I, like him, subscribe to Austrian Economics. I agree with his libertarian political views. But when he has given investment advice, he has been horribly, horribly wrong. Reasons:
1) Even when he has been right, such as 2008 (and if you are a permanent bear, you inevitably get to be right on occasion, when the stock market goes down) those who followed his advice, either by buying overseas stocks and precious metals directly, or by buying into Schiff's EuroPacific Capital fund still lost money! In the case of EuroPacific customers: LOTS of money. The vast majority of their life savings. See here, and here.
2) But, usually you don't have to worry about 1), because his predictions have rarely been right. For his track record of wrong predictions, see here, here, here, here, here, here, here, here, here, and here.
3) On the most fundamental level, he is horribly wrong because he is trying to predict the future at all. He is teling people that they should base their investment decisions on his foreknowledge of the future.
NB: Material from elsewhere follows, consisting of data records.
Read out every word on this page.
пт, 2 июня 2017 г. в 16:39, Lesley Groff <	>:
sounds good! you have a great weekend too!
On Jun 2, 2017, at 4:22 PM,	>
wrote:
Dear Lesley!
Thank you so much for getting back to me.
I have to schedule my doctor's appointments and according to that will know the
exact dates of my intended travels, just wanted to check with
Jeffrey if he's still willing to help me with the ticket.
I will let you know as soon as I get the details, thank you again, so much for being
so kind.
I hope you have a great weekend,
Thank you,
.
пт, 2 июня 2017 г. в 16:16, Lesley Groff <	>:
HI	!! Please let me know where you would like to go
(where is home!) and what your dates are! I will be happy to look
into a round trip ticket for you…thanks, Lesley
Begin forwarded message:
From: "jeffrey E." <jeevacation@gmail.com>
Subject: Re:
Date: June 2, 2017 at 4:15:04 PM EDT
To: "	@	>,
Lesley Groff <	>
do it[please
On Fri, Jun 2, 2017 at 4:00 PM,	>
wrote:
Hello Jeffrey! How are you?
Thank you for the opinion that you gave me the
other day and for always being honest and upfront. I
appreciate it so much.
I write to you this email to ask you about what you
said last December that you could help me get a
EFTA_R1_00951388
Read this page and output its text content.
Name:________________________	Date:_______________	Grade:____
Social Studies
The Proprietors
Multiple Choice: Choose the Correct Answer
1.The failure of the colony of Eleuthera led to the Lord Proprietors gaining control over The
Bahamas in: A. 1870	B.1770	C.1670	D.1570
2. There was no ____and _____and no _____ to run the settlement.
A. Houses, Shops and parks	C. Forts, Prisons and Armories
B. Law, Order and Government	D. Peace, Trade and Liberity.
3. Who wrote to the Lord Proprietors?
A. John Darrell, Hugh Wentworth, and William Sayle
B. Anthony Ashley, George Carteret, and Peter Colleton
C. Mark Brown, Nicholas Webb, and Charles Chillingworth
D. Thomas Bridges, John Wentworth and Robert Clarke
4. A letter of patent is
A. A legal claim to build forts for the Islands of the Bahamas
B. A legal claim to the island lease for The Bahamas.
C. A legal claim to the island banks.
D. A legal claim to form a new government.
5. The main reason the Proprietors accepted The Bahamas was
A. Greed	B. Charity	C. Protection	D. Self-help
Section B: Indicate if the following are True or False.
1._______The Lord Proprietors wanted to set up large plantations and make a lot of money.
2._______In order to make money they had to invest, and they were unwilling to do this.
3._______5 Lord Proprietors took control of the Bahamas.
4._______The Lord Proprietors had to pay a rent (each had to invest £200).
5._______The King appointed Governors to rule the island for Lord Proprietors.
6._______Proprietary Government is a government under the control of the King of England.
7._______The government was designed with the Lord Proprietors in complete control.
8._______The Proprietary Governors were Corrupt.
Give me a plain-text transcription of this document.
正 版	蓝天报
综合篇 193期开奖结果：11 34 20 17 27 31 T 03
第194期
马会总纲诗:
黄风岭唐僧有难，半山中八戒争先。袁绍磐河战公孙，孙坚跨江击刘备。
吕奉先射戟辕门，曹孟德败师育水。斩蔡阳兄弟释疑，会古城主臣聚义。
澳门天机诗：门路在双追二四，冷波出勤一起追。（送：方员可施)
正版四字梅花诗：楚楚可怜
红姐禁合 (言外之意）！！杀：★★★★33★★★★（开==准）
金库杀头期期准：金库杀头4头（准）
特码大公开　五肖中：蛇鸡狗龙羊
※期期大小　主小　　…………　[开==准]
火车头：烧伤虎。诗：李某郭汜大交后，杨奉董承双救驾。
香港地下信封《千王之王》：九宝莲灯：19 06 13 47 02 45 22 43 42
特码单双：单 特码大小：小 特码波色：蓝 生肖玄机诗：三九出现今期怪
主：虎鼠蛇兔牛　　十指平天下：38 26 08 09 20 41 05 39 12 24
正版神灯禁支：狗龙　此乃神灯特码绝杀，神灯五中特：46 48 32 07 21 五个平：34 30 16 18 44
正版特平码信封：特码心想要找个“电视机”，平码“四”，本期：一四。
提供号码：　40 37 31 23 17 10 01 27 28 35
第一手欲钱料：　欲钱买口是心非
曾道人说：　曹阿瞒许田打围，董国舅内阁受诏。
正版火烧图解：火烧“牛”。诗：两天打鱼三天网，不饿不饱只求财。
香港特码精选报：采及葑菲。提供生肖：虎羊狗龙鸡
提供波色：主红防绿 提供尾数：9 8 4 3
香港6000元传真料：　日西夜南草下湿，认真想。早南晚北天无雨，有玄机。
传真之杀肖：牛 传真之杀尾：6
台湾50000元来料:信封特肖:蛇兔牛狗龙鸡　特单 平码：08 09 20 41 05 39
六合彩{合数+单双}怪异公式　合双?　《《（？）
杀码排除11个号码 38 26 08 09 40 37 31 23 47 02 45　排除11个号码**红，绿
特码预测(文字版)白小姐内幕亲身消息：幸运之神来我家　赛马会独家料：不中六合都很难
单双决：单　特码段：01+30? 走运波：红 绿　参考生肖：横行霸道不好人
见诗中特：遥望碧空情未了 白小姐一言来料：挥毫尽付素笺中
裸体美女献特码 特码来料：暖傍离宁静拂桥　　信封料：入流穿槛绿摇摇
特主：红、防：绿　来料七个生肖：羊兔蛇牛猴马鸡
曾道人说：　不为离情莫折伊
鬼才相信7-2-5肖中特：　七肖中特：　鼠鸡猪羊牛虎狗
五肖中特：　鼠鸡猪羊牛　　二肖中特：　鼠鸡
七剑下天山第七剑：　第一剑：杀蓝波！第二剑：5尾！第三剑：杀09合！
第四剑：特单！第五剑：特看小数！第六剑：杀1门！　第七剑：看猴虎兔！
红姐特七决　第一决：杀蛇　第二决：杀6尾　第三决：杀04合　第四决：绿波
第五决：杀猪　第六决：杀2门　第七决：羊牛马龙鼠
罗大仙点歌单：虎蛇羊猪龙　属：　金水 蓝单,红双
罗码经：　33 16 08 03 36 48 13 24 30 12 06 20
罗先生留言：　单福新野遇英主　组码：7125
But actually, he has no such foreknowledge. So even if he wasn't usually wrong in his predictions, and even if he hadn't managed to still lose money even when he was right, he still would be following a fundamentally flawed methodology. This methodology is called "Fortune Telling". For more explanation of my thoughts on why I think the idea of basing investment decisions on the crystal gazing of gurus is such a disastrously flawed method, see here, here, here, here, here, here, and here.
So to sum up, I say that Peter Schiff is wrong because he makes wrong predictions (the simplest but least important reason); because he loses his clients catastrophic amounts of money even (perhaps especially) when he turns out to be "right," because his bets are breathtakingly foolish and over-risky; and most importantly because he presumes to predict the future at all. Again:
- Makes Wrong Predictions
- Is wrong even when he's "right" (that is: his customers lost money)
- Predicts the future at all.
Schiff's antics on TV are entertaining. But his advice is not wise. I hope no one on RPF is taking investment cues from Peter Schiff.